On Fri, Sep 23, 2005 at 11:50:58AM -0700, David S. Miller wrote:
> From: Ravikiran G Thirumalai <[email protected]>
> Date: Fri, 23 Sep 2005 11:40:52 -0700
>
>
> I worry about real life sites, such as a big web server, that will by
> definition have hundreds of thousands of routing cache (and thus
> 'dst') entries active.
>
> The memory usage will increase, and that's particularly bad in this
> kind of case because unlike the 'lo' benchmarks you won't have nodes
> and cpus fighting over access to the same routes. In such a load
> the bigrefs are just wasted memory and aren't actually needed.
Point taken. That is the reason I have excluded the dst patches in this
patchset. The problem with dst.__refcount stays and we should probably look
for some other approach rather than thinking per-cpu/per-node counters for
this.
But the patch in question now is net_device refcount.

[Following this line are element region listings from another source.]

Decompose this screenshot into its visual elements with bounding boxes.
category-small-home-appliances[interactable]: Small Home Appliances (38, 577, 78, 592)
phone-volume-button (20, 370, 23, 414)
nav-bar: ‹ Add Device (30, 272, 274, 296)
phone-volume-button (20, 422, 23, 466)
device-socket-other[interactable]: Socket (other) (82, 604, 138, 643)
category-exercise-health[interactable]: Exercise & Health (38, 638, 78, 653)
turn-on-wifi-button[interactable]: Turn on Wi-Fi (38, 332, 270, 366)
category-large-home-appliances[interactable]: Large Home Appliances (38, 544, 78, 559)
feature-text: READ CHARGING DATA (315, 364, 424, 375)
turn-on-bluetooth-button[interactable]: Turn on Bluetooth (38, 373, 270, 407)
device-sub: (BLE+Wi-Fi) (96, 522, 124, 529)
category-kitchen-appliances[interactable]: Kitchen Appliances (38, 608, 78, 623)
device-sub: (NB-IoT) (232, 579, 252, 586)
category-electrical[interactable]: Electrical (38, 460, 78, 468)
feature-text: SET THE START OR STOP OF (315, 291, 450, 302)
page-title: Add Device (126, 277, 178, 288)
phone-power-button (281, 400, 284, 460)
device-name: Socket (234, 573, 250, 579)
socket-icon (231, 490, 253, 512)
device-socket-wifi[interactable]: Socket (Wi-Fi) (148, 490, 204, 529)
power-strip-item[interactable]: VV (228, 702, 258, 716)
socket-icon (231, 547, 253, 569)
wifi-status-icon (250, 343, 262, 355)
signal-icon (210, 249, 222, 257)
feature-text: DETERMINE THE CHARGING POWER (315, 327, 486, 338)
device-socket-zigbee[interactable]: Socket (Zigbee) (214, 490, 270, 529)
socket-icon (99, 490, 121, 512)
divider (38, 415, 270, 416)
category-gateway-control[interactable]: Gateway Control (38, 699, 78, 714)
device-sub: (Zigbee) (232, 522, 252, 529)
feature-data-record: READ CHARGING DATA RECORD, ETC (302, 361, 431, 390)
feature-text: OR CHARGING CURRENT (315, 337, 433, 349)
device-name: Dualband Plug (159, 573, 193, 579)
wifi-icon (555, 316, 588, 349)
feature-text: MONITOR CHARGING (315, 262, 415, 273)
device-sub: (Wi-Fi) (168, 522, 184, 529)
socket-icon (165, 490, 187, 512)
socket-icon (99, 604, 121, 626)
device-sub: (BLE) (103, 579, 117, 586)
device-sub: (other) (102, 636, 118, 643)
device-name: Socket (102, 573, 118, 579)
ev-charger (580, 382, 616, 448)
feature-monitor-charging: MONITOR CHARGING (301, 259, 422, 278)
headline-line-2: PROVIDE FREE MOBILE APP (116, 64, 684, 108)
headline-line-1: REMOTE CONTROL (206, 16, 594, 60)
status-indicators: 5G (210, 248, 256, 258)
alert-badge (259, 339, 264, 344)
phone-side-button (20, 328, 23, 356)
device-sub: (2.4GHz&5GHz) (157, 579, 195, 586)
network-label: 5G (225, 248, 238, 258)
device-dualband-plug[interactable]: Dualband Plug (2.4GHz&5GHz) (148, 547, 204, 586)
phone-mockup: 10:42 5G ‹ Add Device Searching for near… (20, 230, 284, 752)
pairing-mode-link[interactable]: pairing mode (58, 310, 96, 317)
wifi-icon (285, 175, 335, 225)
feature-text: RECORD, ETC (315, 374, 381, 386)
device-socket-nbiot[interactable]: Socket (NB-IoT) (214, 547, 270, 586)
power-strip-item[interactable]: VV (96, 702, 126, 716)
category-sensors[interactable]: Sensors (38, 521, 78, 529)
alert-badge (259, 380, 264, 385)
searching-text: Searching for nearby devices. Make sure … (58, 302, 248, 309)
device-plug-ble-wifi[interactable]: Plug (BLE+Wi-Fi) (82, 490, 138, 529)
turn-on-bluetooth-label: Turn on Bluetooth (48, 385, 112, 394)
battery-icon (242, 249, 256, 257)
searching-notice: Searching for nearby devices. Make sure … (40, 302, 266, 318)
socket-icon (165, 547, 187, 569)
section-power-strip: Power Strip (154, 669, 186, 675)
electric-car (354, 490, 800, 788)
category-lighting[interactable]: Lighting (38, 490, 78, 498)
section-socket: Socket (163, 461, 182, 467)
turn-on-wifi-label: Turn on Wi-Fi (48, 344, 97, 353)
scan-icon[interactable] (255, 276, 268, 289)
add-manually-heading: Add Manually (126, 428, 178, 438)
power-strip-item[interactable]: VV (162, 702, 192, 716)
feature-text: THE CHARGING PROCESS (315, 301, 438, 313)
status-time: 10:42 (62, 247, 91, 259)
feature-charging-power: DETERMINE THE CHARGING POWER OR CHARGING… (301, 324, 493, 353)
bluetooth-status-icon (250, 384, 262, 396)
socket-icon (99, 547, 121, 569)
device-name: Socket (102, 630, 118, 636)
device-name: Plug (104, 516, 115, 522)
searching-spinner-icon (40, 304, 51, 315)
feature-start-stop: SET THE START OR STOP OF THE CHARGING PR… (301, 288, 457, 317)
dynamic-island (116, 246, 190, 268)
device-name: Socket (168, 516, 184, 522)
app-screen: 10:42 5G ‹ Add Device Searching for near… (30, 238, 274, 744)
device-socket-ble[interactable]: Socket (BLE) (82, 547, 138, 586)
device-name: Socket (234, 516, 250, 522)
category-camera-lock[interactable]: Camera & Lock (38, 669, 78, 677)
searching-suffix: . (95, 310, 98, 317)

Surely that doesn't
affect webservers with many dst entries.
>
> I really would like to encourage a move away from this fascination
> with optimizating the loopback interface performance on enormous
> systems, yes even if it is hit hard by the benchmarks. It just
> means the benchmarks are wrong, not that we should optimize for
> them.
Benchmarks could be wrong, but we don't control what people run.
And there are apps which use lo (for whatever reason) :(.